Flow cytometry analysis confirmed the immunocytochemical counts. R115,777 plus Tam significantly increased the M30 positive cell population. The M30 positive cell population was much smaller following treatment with either R115,777 or Tam alone. These results were obtained in three independent experiments with little intra assay varia tions. however, the difficulty of cell counting has prevented our carrying out the extensive series of experiments required for isobologram constructions. Overall, these data show that R115,777, which induces neg ligible apoptosis by itself, when combined with Tam results in significant apoptosis induction in MCF 7 cells.

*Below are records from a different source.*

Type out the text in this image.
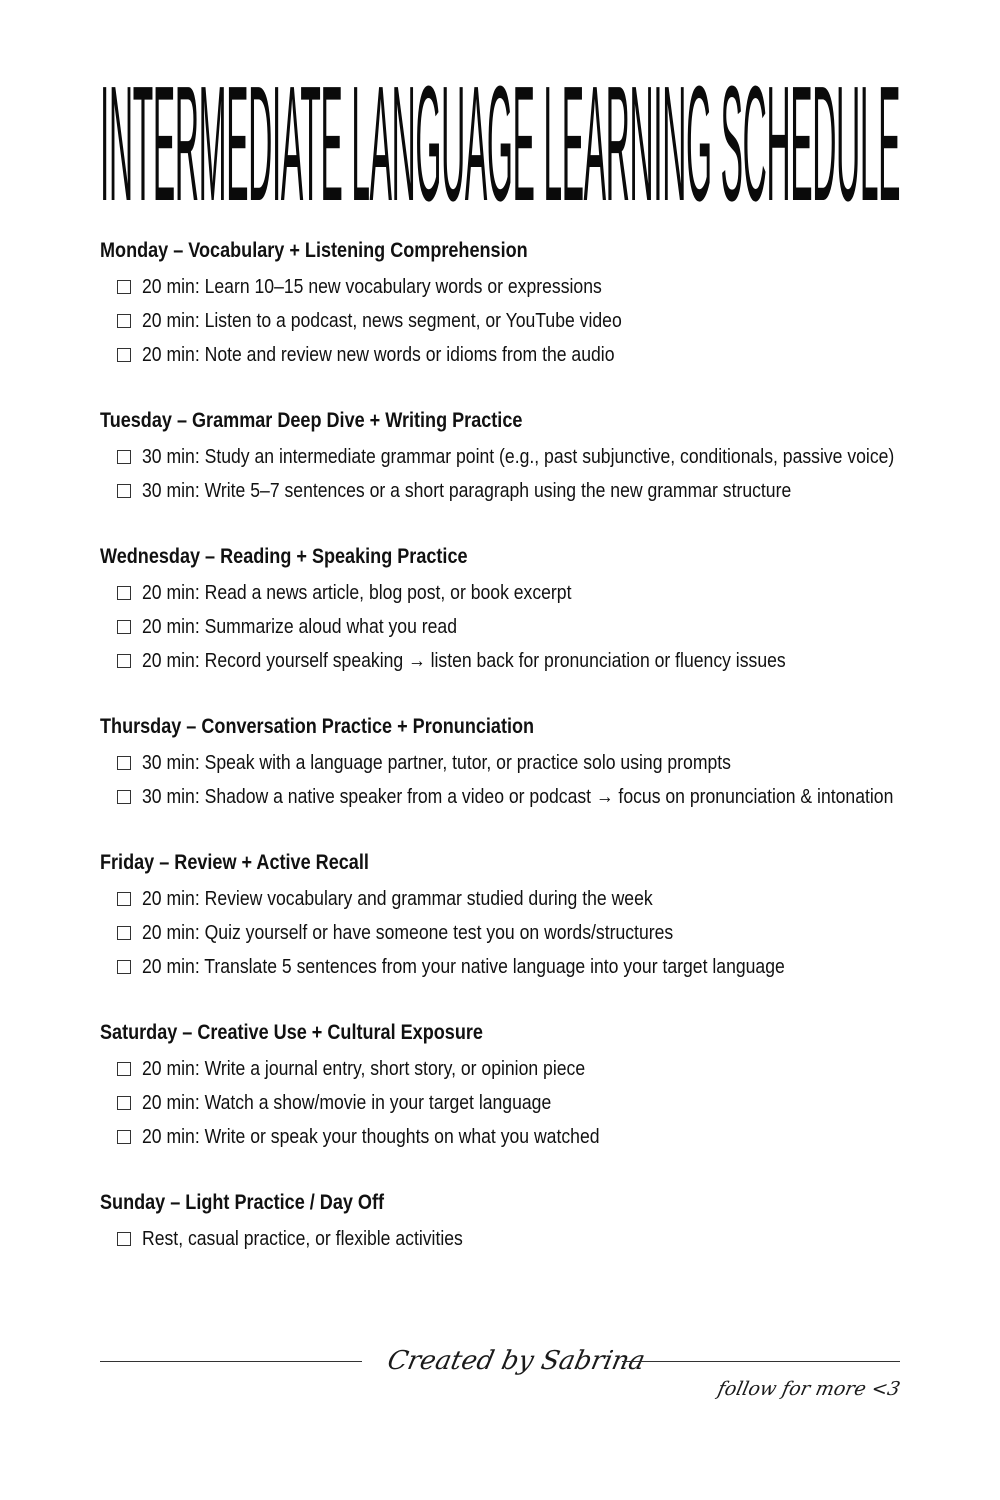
INTERMEDIATE LANGUAGE LEARNING SCHEDULE
Monday – Vocabulary + Listening Comprehension
20 min: Learn 10–15 new vocabulary words or expressions
20 min: Listen to a podcast, news segment, or YouTube video
20 min: Note and review new words or idioms from the audio
Tuesday – Grammar Deep Dive + Writing Practice
30 min: Study an intermediate grammar point (e.g., past subjunctive, conditionals, passive voice)
30 min: Write 5–7 sentences or a short paragraph using the new grammar structure
Wednesday – Reading + Speaking Practice
20 min: Read a news article, blog post, or book excerpt
20 min: Summarize aloud what you read
20 min: Record yourself speaking → listen back for pronunciation or fluency issues
Thursday – Conversation Practice + Pronunciation
30 min: Speak with a language partner, tutor, or practice solo using prompts
30 min: Shadow a native speaker from a video or podcast → focus on pronunciation & intonation
Friday – Review + Active Recall
20 min: Review vocabulary and grammar studied during the week
20 min: Quiz yourself or have someone test you on words/structures
20 min: Translate 5 sentences from your native language into your target language
Saturday – Creative Use + Cultural Exposure
20 min: Write a journal entry, short story, or opinion piece
20 min: Watch a show/movie in your target language
20 min: Write or speak your thoughts on what you watched
Sunday – Light Practice / Day Off
Rest, casual practice, or flexible activities
Created by Sabrina
follow for more <3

To differentiate between the involvement of the ER and AEBS pathways in this Tam effect, we compared the apoptosis inducing activities of ER or AEBS selective ligands Effects of R115,777 and different anti estrogens on caspase cleavage To define any possible involvement of the ER or AEBS path ways in apoptosis induction, a set of experiments similar to those described in Fig. 3c were performed using R115,777 in association with three different anti estrogens, Tam, ICI182,780 or PBPE. Flow cytometric analyses were per formed following M30 staining of MCF 7 cells treated for 5 days with these three different combinations of agents. As shown in Fig. 4, 10 ?M PBPE was able to increase the number of M30 positive cells to the same extent as 5 ?M Tam. In contrast, 5 nM ICI182,780 treatment resulted in only modest cytokeratin 18 cleavage.
The com bination of R115,777 with ICI182,780 resulted in slightly increased M30 staining compared with R115,777 treatment alone, suggesting that ER is only minimally involved in the synergistic induction of apoptosis resulting from exposure to the combination of R115,777 and Tam. A similar experiment revealed that the combination of R115,777 with Tam was as efficient in inducing M30 staining as was R115,777 plus PBPE, suggesting that the major part of the apoptosis induc ing effect of Tam either alone or in association with R115,777 is under the control of the AEBS pathway. These data, therefore, would be consistent with the proposal that the first level of cross talk between the two agents would be that one increases the intracellular concentration of the other, while the second level would be that one binds to the target of the other.
To examine these proposals we Entinostat first used bindings assays and verified that R115,777, like FTI 277, does not interact either with ERs or with AEBS. R115,777 does not affect the cellular uptake of tamoxifen We next examined whether R115,777 was able to increase the cellular uptake of Tam. Exposure to increasing concentra tions of R115,777 did not modify the cellular level of tritiated Tam in MCF 7 cells. Thus, the effects of combining R115,777 with Tam were not attrib utable to any increase of cellular Tam concentrations by the FTI.